Effectivement, je souhaitais continuer Ă  ĂȘtre actif mais bĂ©nĂ©vole. Alors, ce sera tout d’abord et bien entendu, l’aventure de variances.eu ! Des rencontres enrichissantes avec les membres du comitĂ© Ă©ditorial, avec les auteurs, quelques travaux d’écriture, beaucoup de sollicitations d’articles, de relectures. Longue vie Ă  variances.eu !

Le souhait d’ĂȘtre utile – et peut-ĂȘtre un peu d’atavisme – m’a amenĂ© Ă  participer activement Ă  l’intĂ©gration des jeunes migrants non accompagnĂ©s (MNA) Ă  travers l’association Droit Ă  l’Ecole dont je suis devenu le trĂ©sorier (on est toujours rattrapĂ© par les chiffres !). Encore des rencontres avec des personnes enthousiastes, engagĂ©es auprĂšs de jeunes motivĂ©s. L’accueil des MNA se dĂ©grade et mĂ©rite notre attention.

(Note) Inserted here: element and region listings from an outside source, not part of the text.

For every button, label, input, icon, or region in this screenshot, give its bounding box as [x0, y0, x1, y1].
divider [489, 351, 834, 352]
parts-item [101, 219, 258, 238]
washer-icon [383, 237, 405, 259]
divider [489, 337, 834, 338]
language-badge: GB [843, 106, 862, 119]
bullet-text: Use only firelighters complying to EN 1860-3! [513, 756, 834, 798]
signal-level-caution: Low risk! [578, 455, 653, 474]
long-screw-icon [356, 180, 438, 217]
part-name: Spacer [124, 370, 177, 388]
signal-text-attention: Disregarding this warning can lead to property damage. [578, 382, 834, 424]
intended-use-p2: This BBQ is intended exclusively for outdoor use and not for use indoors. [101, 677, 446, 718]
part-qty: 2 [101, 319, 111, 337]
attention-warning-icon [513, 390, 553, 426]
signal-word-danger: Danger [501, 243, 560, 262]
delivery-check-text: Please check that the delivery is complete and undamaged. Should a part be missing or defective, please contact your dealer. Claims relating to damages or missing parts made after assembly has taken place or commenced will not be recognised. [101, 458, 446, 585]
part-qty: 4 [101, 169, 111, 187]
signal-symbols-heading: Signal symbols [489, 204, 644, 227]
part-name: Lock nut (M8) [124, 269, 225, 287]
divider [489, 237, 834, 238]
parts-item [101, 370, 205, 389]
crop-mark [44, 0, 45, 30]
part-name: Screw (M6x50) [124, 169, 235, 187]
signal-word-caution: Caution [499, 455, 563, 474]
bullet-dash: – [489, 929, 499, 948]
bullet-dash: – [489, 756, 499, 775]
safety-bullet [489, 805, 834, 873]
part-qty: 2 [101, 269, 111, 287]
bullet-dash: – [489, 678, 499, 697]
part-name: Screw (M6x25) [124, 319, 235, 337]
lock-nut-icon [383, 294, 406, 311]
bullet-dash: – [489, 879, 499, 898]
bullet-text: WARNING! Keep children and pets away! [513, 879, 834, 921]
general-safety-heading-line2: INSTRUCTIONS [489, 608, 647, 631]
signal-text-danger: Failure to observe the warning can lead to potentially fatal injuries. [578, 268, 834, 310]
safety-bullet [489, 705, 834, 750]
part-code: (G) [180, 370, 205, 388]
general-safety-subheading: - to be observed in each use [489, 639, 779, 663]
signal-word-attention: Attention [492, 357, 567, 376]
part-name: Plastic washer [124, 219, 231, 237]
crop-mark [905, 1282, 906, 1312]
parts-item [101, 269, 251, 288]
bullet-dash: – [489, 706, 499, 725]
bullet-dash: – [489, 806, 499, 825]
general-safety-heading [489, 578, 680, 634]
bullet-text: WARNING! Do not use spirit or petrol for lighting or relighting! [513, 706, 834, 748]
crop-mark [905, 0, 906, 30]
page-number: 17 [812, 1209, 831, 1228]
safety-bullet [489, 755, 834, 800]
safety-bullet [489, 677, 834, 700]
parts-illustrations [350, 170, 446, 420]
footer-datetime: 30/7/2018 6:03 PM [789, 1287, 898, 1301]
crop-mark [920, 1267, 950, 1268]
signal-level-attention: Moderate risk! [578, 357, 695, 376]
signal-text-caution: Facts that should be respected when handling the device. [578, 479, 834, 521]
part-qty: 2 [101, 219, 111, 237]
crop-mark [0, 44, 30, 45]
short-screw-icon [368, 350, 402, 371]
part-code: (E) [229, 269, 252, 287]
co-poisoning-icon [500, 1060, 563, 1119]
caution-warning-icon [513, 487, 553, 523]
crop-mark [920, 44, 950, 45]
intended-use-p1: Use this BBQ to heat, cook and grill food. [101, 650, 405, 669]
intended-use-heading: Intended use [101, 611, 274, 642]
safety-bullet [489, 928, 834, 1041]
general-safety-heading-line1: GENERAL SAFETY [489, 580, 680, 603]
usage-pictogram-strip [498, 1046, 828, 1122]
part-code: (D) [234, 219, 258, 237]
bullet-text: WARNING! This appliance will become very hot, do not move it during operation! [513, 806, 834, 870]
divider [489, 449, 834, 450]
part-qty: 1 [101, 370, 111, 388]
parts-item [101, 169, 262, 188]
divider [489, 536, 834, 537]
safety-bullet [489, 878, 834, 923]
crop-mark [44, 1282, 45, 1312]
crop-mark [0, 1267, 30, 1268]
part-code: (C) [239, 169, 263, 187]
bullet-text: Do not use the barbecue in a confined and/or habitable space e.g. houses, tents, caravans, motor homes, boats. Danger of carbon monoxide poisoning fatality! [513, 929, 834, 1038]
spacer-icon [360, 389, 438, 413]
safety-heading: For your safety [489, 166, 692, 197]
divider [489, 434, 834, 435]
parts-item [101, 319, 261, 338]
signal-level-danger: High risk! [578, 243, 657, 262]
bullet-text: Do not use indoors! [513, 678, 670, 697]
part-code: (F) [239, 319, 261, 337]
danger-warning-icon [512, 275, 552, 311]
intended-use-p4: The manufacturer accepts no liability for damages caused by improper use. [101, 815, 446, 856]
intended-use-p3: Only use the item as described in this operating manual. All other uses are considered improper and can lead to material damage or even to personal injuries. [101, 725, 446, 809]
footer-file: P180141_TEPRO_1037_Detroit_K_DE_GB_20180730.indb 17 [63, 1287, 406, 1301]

Le dĂ©rĂšglement climatique me terrorise. En fait, pas vraiment pour moi et ma proche famille, nous avons les moyens de vivre avec. Mais quid des gĂ©nĂ©rations futures ? Alors, je me suis engagĂ© dans carbones-factures.org (qui a publiĂ© plusieurs articles dans variances.eu) qui propose des mesures non clivantes pour rĂ©ussir la transition. Mais que c’est dur d’avancer dans un monde dans lequel la consommation, la production, le « bonheur » se mesurent en monnaie et pas en CO2 !

Propos recueillis par Priscilla CournĂšde

 

Mots-clĂ©s :  ENSAE – statistiques – Ă©conomie – finances – CDC – Gestion d’actifs – MNA – CO2


[1] https://www.persee.fr/doc/estat_0336-1454_1980_num_125_1_4391

[2] Lors de la publication d’une statistique sur les mises en chantier aux Etats-Unis, un gĂ©rant m’appelle : « Tu as vu la stat ? 1,3 ! Qu’en penses-tu ? ». Euh


[3] Lors d’une rencontre avec une grande sociĂ©tĂ© cotĂ©e en 2006, le gĂ©rant, aprĂšs avoir posĂ© les questions habituelles sur les rĂ©sultats et les perspectives de la sociĂ©tĂ©, a demandĂ© au PDG ce qu’il en Ă©tait des ambitions en termes de lutte contre le rĂ©chauffement climatique. La personne en charge des relations avec les investisseurs a alors pris des notes. Visiblement, c’était la premiĂšre fois que ce type de question Ă©tait abordĂ©.